There may be potential international implications.
In cases of Viral Haemorrhagic Fevers or other highly infectious
diseases, it is important to alert the country of origin as the
case may signal an outbreak and/or contacts of the case may need
to be traced. Transport agencies may need to be informed as an
infected person may have returned to the UK on public transport
exposing other passengers to risk of infection. This would necessitate
public health agencies tracing contacts at risk. (This did not
apply in the recent case of Lassa Fever where the patient was
flown back by air ambulance so that the risk was known to staff
who took the necessary precautions.)
IMPORTANT PLAYERS
AND ORGANISATIONAL
ARRANGEMENTS
A wide range of agencies are involved in every
incident. However, for every incident the players will vary. In
the Lassa Fever incident there was extensive involvement of UK
national and local organisations, as well as overseas organisations.
The PHLS took the lead in this incident. Other agencies involved
included the Department of Health, the Department for International
Development, two acute NHS Trusts, the Chief Medical Officer,
the Regional Director of Public Health, the Health and Safety
Executive, a number of District Health Authorities, authorities
at Heathrow airport, a number of GPs, the Intercounty and London
Ambulance Services, several agencies in Sierra Leone including
the Ministry of Health, the World Health Organization, the European
Commission, Centers for Disease Control and Prevention USA, the
air ambulance in Switzerland and the Swiss Ministry of Health.
Whatever the nature of the incident, it is important
to have an extant plan which can be adapted.
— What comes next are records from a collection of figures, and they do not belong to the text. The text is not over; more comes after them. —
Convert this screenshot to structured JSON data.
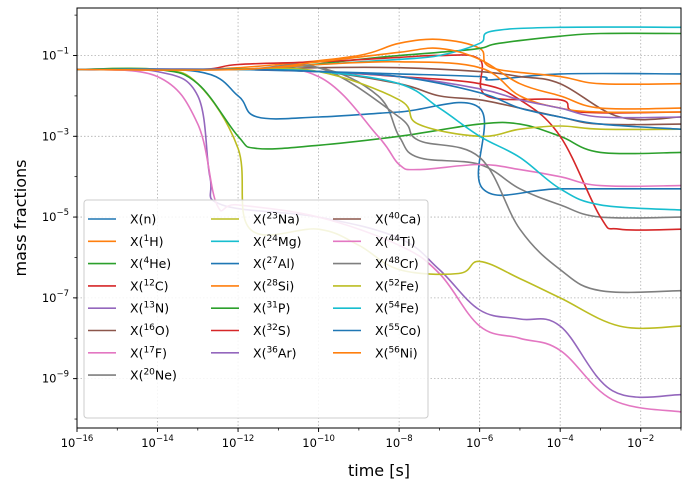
{
  "chart_data": {
    "type": "line",
    "title": "",
    "xlabel": "time [s]",
    "ylabel": "mass fractions",
    "xscale": "log",
    "yscale": "log",
    "xlim": [
      1e-16,
      0.1
    ],
    "ylim": [
      6e-11,
      1.5
    ],
    "grid": true,
    "legend_placement": "lower-left",
    "legend_columns": 3,
    "x_ticks": [
      {
        "value": 1e-16,
        "base": "10",
        "exp": "−16"
      },
      {
        "value": 1e-14,
        "base": "10",
        "exp": "−14"
      },
      {
        "value": 1e-12,
        "base": "10",
        "exp": "−12"
      },
      {
        "value": 1e-10,
        "base": "10",
        "exp": "−10"
      },
      {
        "value": 1e-08,
        "base": "10",
        "exp": "−8"
      },
      {
        "value": 1e-06,
        "base": "10",
        "exp": "−6"
      },
      {
        "value": 0.0001,
        "base": "10",
        "exp": "−4"
      },
      {
        "value": 0.01,
        "base": "10",
        "exp": "−2"
      }
    ],
    "y_ticks": [
      {
        "value": 1e-09,
        "base": "10",
        "exp": "−9"
      },
      {
        "value": 1e-07,
        "base": "10",
        "exp": "−7"
      },
      {
        "value": 1e-05,
        "base": "10",
        "exp": "−5"
      },
      {
        "value": 0.001,
        "base": "10",
        "exp": "−3"
      },
      {
        "value": 0.1,
        "base": "10",
        "exp": "−1"
      }
    ],
    "series": [
      {
        "name": "X(n)",
        "base": "X(",
        "iso": "",
        "sym": "n)",
        "color": "#1f77b4",
        "points": [
          [
            1e-16,
            0.045
          ],
          [
            1e-14,
            0.045
          ],
          [
            1e-12,
            0.045
          ],
          [
            1e-10,
            0.04
          ],
          [
            1e-08,
            0.035
          ],
          [
            1e-06,
            0.03
          ],
          [
            2e-06,
            0.025
          ],
          [
            0.0001,
            0.035
          ],
          [
            0.1,
            0.035
          ]
        ]
      },
      {
        "name": "X(1H)",
        "base": "X(",
        "iso": "1",
        "sym": "H)",
        "color": "#ff7f0e",
        "points": [
          [
            1e-16,
            0.045
          ],
          [
            1e-13,
            0.045
          ],
          [
            1e-11,
            0.06
          ],
          [
            1e-09,
            0.1
          ],
          [
            1e-08,
            0.2
          ],
          [
            1e-07,
            0.25
          ],
          [
            1e-06,
            0.15
          ],
          [
            2e-06,
            0.05
          ],
          [
            0.0001,
            0.03
          ],
          [
            0.001,
            0.02
          ],
          [
            0.1,
            0.02
          ]
        ]
      },
      {
        "name": "X(4He)",
        "base": "X(",
        "iso": "4",
        "sym": "He)",
        "color": "#2ca02c",
        "points": [
          [
            1e-16,
            0.045
          ],
          [
            1e-13,
            0.045
          ],
          [
            1e-11,
            0.05
          ],
          [
            1e-09,
            0.08
          ],
          [
            1e-08,
            0.1
          ],
          [
            1e-07,
            0.12
          ],
          [
            1e-06,
            0.15
          ],
          [
            3e-06,
            0.2
          ],
          [
            0.0001,
            0.3
          ],
          [
            0.001,
            0.35
          ],
          [
            0.1,
            0.35
          ]
        ]
      },
      {
        "name": "X(12C)",
        "base": "X(",
        "iso": "12",
        "sym": "C)",
        "color": "#d62728",
        "points": [
          [
            1e-16,
            0.045
          ],
          [
            1e-13,
            0.045
          ],
          [
            1e-12,
            0.06
          ],
          [
            1e-10,
            0.07
          ],
          [
            1e-08,
            0.09
          ],
          [
            1e-07,
            0.1
          ],
          [
            1e-06,
            0.08
          ],
          [
            1.5e-06,
            0.01
          ],
          [
            0.0001,
            0.008
          ],
          [
            0.0003,
            0.004
          ],
          [
            0.1,
            0.004
          ]
        ]
      },
      {
        "name": "X(13N)",
        "base": "X(",
        "iso": "13",
        "sym": "N)",
        "color": "#9467bd",
        "points": [
          [
            1e-16,
            0.045
          ],
          [
            1e-14,
            0.04
          ],
          [
            1e-13,
            0.01
          ],
          [
            2e-13,
            0.0001
          ],
          [
            4e-13,
            2e-05
          ],
          [
            1e-10,
            1e-05
          ],
          [
            1e-08,
            3e-06
          ],
          [
            1e-07,
            5e-07
          ],
          [
            1e-06,
            5e-08
          ],
          [
            1e-05,
            3e-08
          ],
          [
            0.0001,
            2e-08
          ],
          [
            0.002,
            5e-10
          ],
          [
            0.1,
            4e-10
          ]
        ]
      },
      {
        "name": "X(16O)",
        "base": "X(",
        "iso": "16",
        "sym": "O)",
        "color": "#8c564b",
        "points": [
          [
            1e-16,
            0.045
          ],
          [
            1e-12,
            0.045
          ],
          [
            1e-10,
            0.05
          ],
          [
            1e-08,
            0.05
          ],
          [
            1e-06,
            0.04
          ],
          [
            1e-05,
            0.03
          ],
          [
            0.0001,
            0.02
          ],
          [
            0.003,
            0.003
          ],
          [
            0.1,
            0.003
          ]
        ]
      },
      {
        "name": "X(17F)",
        "base": "X(",
        "iso": "17",
        "sym": "F)",
        "color": "#e377c2",
        "points": [
          [
            1e-16,
            0.045
          ],
          [
            1e-14,
            0.03
          ],
          [
            1e-13,
            0.002
          ],
          [
            3e-13,
            2e-05
          ],
          [
            1e-12,
            2e-05
          ],
          [
            1e-10,
            1e-05
          ],
          [
            1e-08,
            2e-06
          ],
          [
            1e-07,
            4e-07
          ],
          [
            1e-06,
            2e-08
          ],
          [
            1e-05,
            1e-08
          ],
          [
            0.0001,
            5e-09
          ],
          [
            0.002,
            3e-10
          ],
          [
            0.1,
            1.5e-10
          ]
        ]
      },
      {
        "name": "X(20Ne)",
        "base": "X(",
        "iso": "20",
        "sym": "Ne)",
        "color": "#7f7f7f",
        "points": [
          [
            1e-16,
            0.045
          ],
          [
            1e-12,
            0.045
          ],
          [
            1e-10,
            0.05
          ],
          [
            3e-09,
            0.01
          ],
          [
            1e-08,
            0.001
          ],
          [
            3e-08,
            0.0003
          ],
          [
            1e-06,
            0.0002
          ],
          [
            1e-05,
            5e-05
          ],
          [
            0.0001,
            2e-05
          ],
          [
            0.001,
            1e-05
          ],
          [
            0.1,
            1e-05
          ]
        ]
      },
      {
        "name": "X(23Na)",
        "base": "X(",
        "iso": "23",
        "sym": "Na)",
        "color": "#bcbd22",
        "points": [
          [
            1e-16,
            0.045
          ],
          [
            1e-14,
            0.045
          ],
          [
            1e-13,
            0.02
          ],
          [
            1e-12,
            0.0005
          ],
          [
            2e-12,
            5e-06
          ],
          [
            1e-10,
            5e-06
          ],
          [
            1e-09,
            2e-06
          ],
          [
            1e-08,
            5e-07
          ],
          [
            3e-07,
            4e-07
          ],
          [
            1e-06,
            8e-07
          ],
          [
            1e-05,
            3e-07
          ],
          [
            0.0001,
            1e-07
          ],
          [
            0.003,
            2e-08
          ],
          [
            0.1,
            2e-08
          ]
        ]
      },
      {
        "name": "X(24Mg)",
        "base": "X(",
        "iso": "24",
        "sym": "Mg)",
        "color": "#17becf",
        "points": [
          [
            1e-16,
            0.045
          ],
          [
            1e-12,
            0.045
          ],
          [
            1e-10,
            0.06
          ],
          [
            1e-08,
            0.08
          ],
          [
            1e-07,
            0.1
          ],
          [
            1e-06,
            0.2
          ],
          [
            2e-06,
            0.4
          ],
          [
            0.0001,
            0.5
          ],
          [
            0.1,
            0.5
          ]
        ]
      },
      {
        "name": "X(27Al)",
        "base": "X(",
        "iso": "27",
        "sym": "Al)",
        "color": "#1f77b4",
        "points": [
          [
            1e-16,
            0.045
          ],
          [
            1e-13,
            0.04
          ],
          [
            1e-12,
            0.01
          ],
          [
            3e-12,
            0.003
          ],
          [
            1e-10,
            0.003
          ],
          [
            1e-08,
            0.004
          ],
          [
            1e-06,
            0.005
          ],
          [
            1.2e-06,
            5e-05
          ],
          [
            0.0001,
            5e-05
          ],
          [
            0.1,
            5e-05
          ]
        ]
      },
      {
        "name": "X(28Si)",
        "base": "X(",
        "iso": "28",
        "sym": "Si)",
        "color": "#ff7f0e",
        "points": [
          [
            1e-16,
            0.045
          ],
          [
            1e-12,
            0.045
          ],
          [
            1e-10,
            0.06
          ],
          [
            1e-08,
            0.07
          ],
          [
            1e-06,
            0.05
          ],
          [
            1e-05,
            0.01
          ],
          [
            0.0001,
            0.005
          ],
          [
            0.001,
            0.004
          ],
          [
            0.1,
            0.004
          ]
        ]
      },
      {
        "name": "X(31P)",
        "base": "X(",
        "iso": "31",
        "sym": "P)",
        "color": "#2ca02c",
        "points": [
          [
            1e-16,
            0.045
          ],
          [
            1e-14,
            0.045
          ],
          [
            1e-13,
            0.02
          ],
          [
            1e-12,
            0.001
          ],
          [
            3e-12,
            0.0005
          ],
          [
            1e-10,
            0.0006
          ],
          [
            1e-08,
            0.001
          ],
          [
            1e-06,
            0.002
          ],
          [
            1e-05,
            0.002
          ],
          [
            0.0001,
            0.001
          ],
          [
            0.001,
            0.0004
          ],
          [
            0.1,
            0.0004
          ]
        ]
      },
      {
        "name": "X(32S)",
        "base": "X(",
        "iso": "32",
        "sym": "S)",
        "color": "#d62728",
        "points": [
          [
            1e-16,
            0.045
          ],
          [
            1e-12,
            0.045
          ],
          [
            1e-10,
            0.04
          ],
          [
            1e-08,
            0.03
          ],
          [
            1e-06,
            0.02
          ],
          [
            1e-05,
            0.008
          ],
          [
            0.0001,
            0.001
          ],
          [
            0.001,
            1e-05
          ],
          [
            0.003,
            5e-06
          ],
          [
            0.1,
            5e-06
          ]
        ]
      },
      {
        "name": "X(36Ar)",
        "base": "X(",
        "iso": "36",
        "sym": "Ar)",
        "color": "#9467bd",
        "points": [
          [
            1e-16,
            0.045
          ],
          [
            1e-12,
            0.045
          ],
          [
            1e-10,
            0.04
          ],
          [
            1e-08,
            0.03
          ],
          [
            1e-06,
            0.015
          ],
          [
            1e-05,
            0.008
          ],
          [
            0.0001,
            0.005
          ],
          [
            0.001,
            0.003
          ],
          [
            0.1,
            0.003
          ]
        ]
      },
      {
        "name": "X(40Ca)",
        "base": "X(",
        "iso": "40",
        "sym": "Ca)",
        "color": "#8c564b",
        "points": [
          [
            1e-16,
            0.045
          ],
          [
            1e-12,
            0.045
          ],
          [
            1e-10,
            0.04
          ],
          [
            1e-08,
            0.02
          ],
          [
            1e-07,
            0.01
          ],
          [
            1e-06,
            0.008
          ],
          [
            1e-05,
            0.005
          ],
          [
            0.0001,
            0.003
          ],
          [
            0.001,
            0.002
          ],
          [
            0.1,
            0.002
          ]
        ]
      },
      {
        "name": "X(44Ti)",
        "base": "X(",
        "iso": "44",
        "sym": "Ti)",
        "color": "#e377c2",
        "points": [
          [
            1e-16,
            0.045
          ],
          [
            1e-12,
            0.045
          ],
          [
            1e-10,
            0.03
          ],
          [
            3e-09,
            0.001
          ],
          [
            1e-08,
            0.0002
          ],
          [
            3e-08,
            0.00015
          ],
          [
            1e-06,
            0.0002
          ],
          [
            1e-05,
            0.00015
          ],
          [
            0.0001,
            0.0001
          ],
          [
            0.001,
            6e-05
          ],
          [
            0.1,
            6e-05
          ]
        ]
      },
      {
        "name": "X(48Cr)",
        "base": "X(",
        "iso": "48",
        "sym": "Cr)",
        "color": "#7f7f7f",
        "points": [
          [
            1e-16,
            0.045
          ],
          [
            1e-12,
            0.045
          ],
          [
            1e-10,
            0.05
          ],
          [
            1e-08,
            0.003
          ],
          [
            3e-08,
            0.0008
          ],
          [
            1e-06,
            0.0003
          ],
          [
            1e-05,
            5e-06
          ],
          [
            0.0001,
            5e-07
          ],
          [
            0.001,
            1.5e-07
          ],
          [
            0.1,
            1.5e-07
          ]
        ]
      },
      {
        "name": "X(52Fe)",
        "base": "X(",
        "iso": "52",
        "sym": "Fe)",
        "color": "#bcbd22",
        "points": [
          [
            1e-16,
            0.045
          ],
          [
            1e-12,
            0.045
          ],
          [
            1e-10,
            0.04
          ],
          [
            1e-08,
            0.008
          ],
          [
            3e-08,
            0.002
          ],
          [
            1e-06,
            0.001
          ],
          [
            1e-05,
            0.0015
          ],
          [
            0.0001,
            0.0018
          ],
          [
            0.001,
            0.0015
          ],
          [
            0.1,
            0.0015
          ]
        ]
      },
      {
        "name": "X(54Fe)",
        "base": "X(",
        "iso": "54",
        "sym": "Fe)",
        "color": "#17becf",
        "points": [
          [
            1e-16,
            0.045
          ],
          [
            1e-12,
            0.045
          ],
          [
            1e-10,
            0.04
          ],
          [
            1e-08,
            0.02
          ],
          [
            1e-07,
            0.005
          ],
          [
            1e-06,
            0.001
          ],
          [
            1e-05,
            0.0003
          ],
          [
            0.0001,
            5e-05
          ],
          [
            0.001,
            2e-05
          ],
          [
            0.1,
            1.5e-05
          ]
        ]
      },
      {
        "name": "X(55Co)",
        "base": "X(",
        "iso": "55",
        "sym": "Co)",
        "color": "#1f77b4",
        "points": [
          [
            1e-16,
            0.045
          ],
          [
            1e-12,
            0.045
          ],
          [
            1e-10,
            0.04
          ],
          [
            1e-08,
            0.03
          ],
          [
            1e-06,
            0.012
          ],
          [
            1e-05,
            0.005
          ],
          [
            0.0001,
            0.003
          ],
          [
            0.001,
            0.002
          ],
          [
            0.1,
            0.0015
          ]
        ]
      },
      {
        "name": "X(56Ni)",
        "base": "X(",
        "iso": "56",
        "sym": "Ni)",
        "color": "#ff7f0e",
        "points": [
          [
            1e-16,
            0.045
          ],
          [
            1e-12,
            0.045
          ],
          [
            1e-10,
            0.07
          ],
          [
            1e-08,
            0.12
          ],
          [
            1e-07,
            0.15
          ],
          [
            1e-06,
            0.08
          ],
          [
            1e-05,
            0.02
          ],
          [
            0.0001,
            0.01
          ],
          [
            0.001,
            0.005
          ],
          [
            0.1,
            0.005
          ]
        ]
      }
    ]
  }
}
The PHLS is well
placed to offer the expertise and skills to take the co-ordinating
role, having both public health skills, corporate knowledge and
expert microbiology.
ORGANISATIONAL DIFFICULTIES
AND ISSUES
In the event of a major infectious disease/health
incident there is a surge in the need for experienced professional
staff at senior and more junior levels and a need for secretarial
and other administrative support. The increased support may need
to be sustained for substantial periods of time and may apply
to a number of the organisations involved. In the Lassa Fever
incident over 90 contacts were spread over three hospital sites.
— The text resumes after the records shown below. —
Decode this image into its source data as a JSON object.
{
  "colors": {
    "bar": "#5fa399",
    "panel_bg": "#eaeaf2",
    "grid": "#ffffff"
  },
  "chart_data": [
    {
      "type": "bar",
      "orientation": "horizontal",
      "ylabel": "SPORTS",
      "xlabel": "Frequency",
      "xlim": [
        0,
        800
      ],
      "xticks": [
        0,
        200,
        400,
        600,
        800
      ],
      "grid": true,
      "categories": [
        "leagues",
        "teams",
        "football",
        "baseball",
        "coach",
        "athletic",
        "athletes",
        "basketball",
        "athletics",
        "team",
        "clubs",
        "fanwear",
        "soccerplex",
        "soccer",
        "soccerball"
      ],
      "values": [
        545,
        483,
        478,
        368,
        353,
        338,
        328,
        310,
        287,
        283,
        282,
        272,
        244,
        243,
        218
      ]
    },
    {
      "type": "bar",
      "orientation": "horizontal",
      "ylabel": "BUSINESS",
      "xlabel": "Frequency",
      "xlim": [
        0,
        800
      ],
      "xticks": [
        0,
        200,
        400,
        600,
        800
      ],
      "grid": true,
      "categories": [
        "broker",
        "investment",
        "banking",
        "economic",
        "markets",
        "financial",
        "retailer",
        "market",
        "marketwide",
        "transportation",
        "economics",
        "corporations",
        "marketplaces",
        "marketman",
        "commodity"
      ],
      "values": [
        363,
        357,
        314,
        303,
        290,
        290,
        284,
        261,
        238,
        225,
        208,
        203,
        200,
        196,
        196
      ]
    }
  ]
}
The largest resource input from PHLS was the public health component
requiring input from six consultants and three senior registrars,
with additional public health support from the host district health
authority. However it was also necessary to immediately provide
expert virology in a secure laboratory and the provision of daily
virological investigation to support patient management. The surge
capacity of public health was stretched to its limit. Most public
health input was located on one site; optimally there should have
been support on all three sites as clinicians were not able to
give the public health advice and support needed.
It is important that key senior people are accessible
in all the relevant agencies at all times and that contact details
for the persons on duty are available. Difficulty was experienced
in contacting senior officers at the European Commission out of
hours though communications were good with WHO in Geneva.
POTENTIAL SOLUTIONS
PHLS has the strength of combining public health,
laboratory and clinical virological skills. It has a tried planning
strategy and good corporate knowledge to achieve a rapid co-ordinated
reaction where multiple organisations and agencies are involved.
It is important in the future that there is sufficient surge capacity
and resource management capacity to deal effectively with major
incidents. The PHLS would also be able to make a significant contribution
to incidents involving suspected or actual deliberate release
of biological and chemical agents where the need for rapid action,
mobilisation of resources and expert combination of laboratory
and public health skills would be similar to those in this incident.
CONCLUSION
It is important to have centres with corporate
knowledge, that will be well placed to respond to other future
incidents, be they natural or deliberate.
Prepared by Drs Margie Meltzer, Natasha Crowcroft
and David Brown, Public Health Laboratory Service.